Хотелось показать жизнь большого волжского города конца прошлого века, развернуть перед зрителем широкую панораму мест действия. Кроме того, конкретизируя персонажей, надо было уточнить, а кое-кому и придумать род занятий. Так, Карандышев, о котором из авторской ремарки было известно, что он «небогатый чиновник», стал у нас почтовым служащим. Это дало нам дополнительные сценарные возможности. Вожеватов, «один из представителей богатой торговой фирмы», все время хочет откупить у Паратова «Ласточку». Значит, он, скорей всего, как и Паратов, судохозяин. Таким образом, часть действия можно было перенести на дебаркадеры, в банк, на вокзал железной дороги, на пароход, на улицы Бряхимова, в порт. А если учесть, что у Островского заданы были и дом Огудаловых, и кафе, и набережная, и квартира Карандышева, то в результате в сценарии появился довольно богатый «ассортимент» мест, где разворачивались события. В результате драматургическую конструкцию сценария можно (конечно, условно!) изобразить так: вначале шли широкие спирали сюжета, потом они сужались, как бы убыстряясь, создавая душное предощущение несчастья, а потом, еще более ускоряясь, переходили в тугой эмоциональный штопор и заканчивались катастрофической точкой.
Надо сказать еще об одной особенности. Во времена Островского подтекста, в современном его понимании, в драматургических произведениях еще не существовало.
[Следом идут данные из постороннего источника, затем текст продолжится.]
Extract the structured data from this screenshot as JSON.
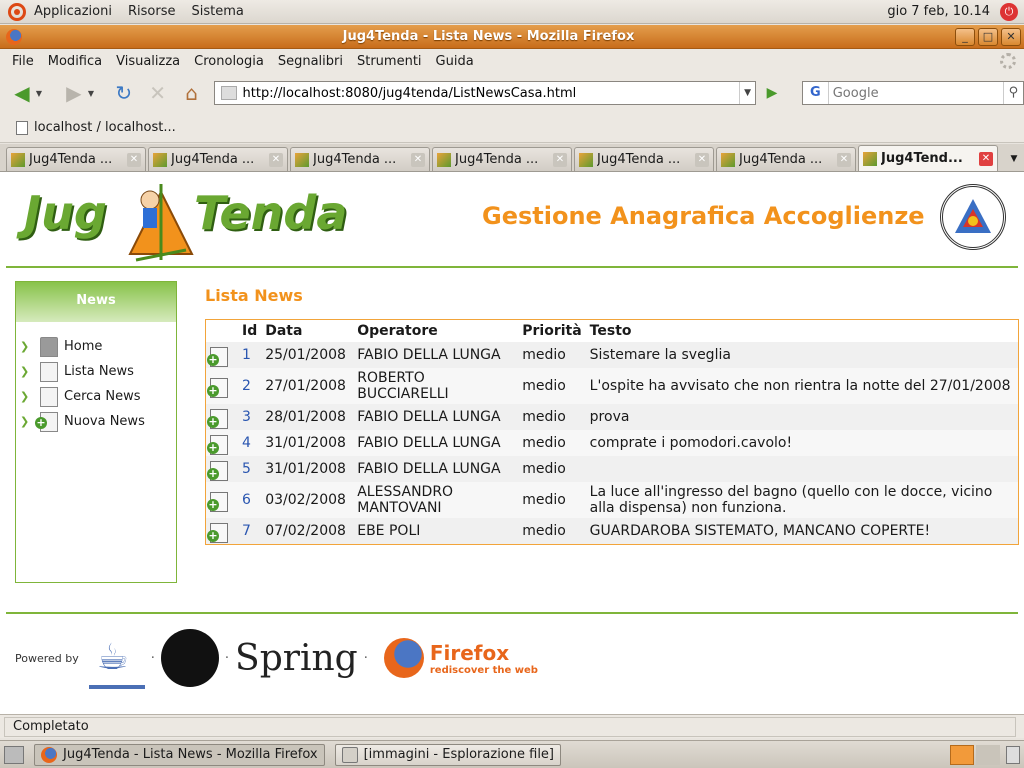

Подтекст, как известно, ввел в свои пьесы А. П. Чехов. Наши фразы, речь, слова, которые мы произносим, отнюдь не всегда адекватны нашим чувствам, мыслям, поступкам. Слова часто являются защитным приспособлением, помогающим скрыть свои подлинные настроения. Потому-то так сложны оказались в первое время для реализации на сцене чеховские пьесы.
Я, признаюсь, боялся, что естественная для той эпохи форма диалога послужит препятствием для создания картины, которая обязана звучать современно и быть близкой нынешним людям. Однако оттого, что усекалась свойственная театральным произведениям многоречивость героев, от введения пауз (в особенности в сценах, где происходила реконструкция прошлых событий) в диалогах начал появляться подтекст.
Теперь о музыкальном решении картины...
Историю о бесприданнице я почувствовал как печальную песню, как грустный романс, как драматическую вещь, напоенную музыкой. Название «Жестокий романс» возникло, когда я принял решение о постановке. Невозможно было назвать картину «Бесприданницей» — одна уже была. Мне показалось, что «Жестокий романс» — название верное и емкое. Оно в какой-то степени определяет и жанр вещи, в котором я собирался ее ставить (правда, без оттенка иронии, который мы, теперешние, вкладываем в это определение). Кроме того, история, рассказанная Островским, действительно безжалостна. Уже потом, читая литературоведческие работы о драматурге, я наткнулся у А. Л. Штейна на такое рассуждение: он сравнивает «Грозу» с русской народной песней, «Бесприданницу» с русским романсом. Я поразился тогда этому случайному, но подтверждающему мои ощущения совпадению.
Музыкальная трактовка тем не менее сложилась не сразу, а постепенно. Прежде чем оформиться окончательно, она прошла несколько стадий.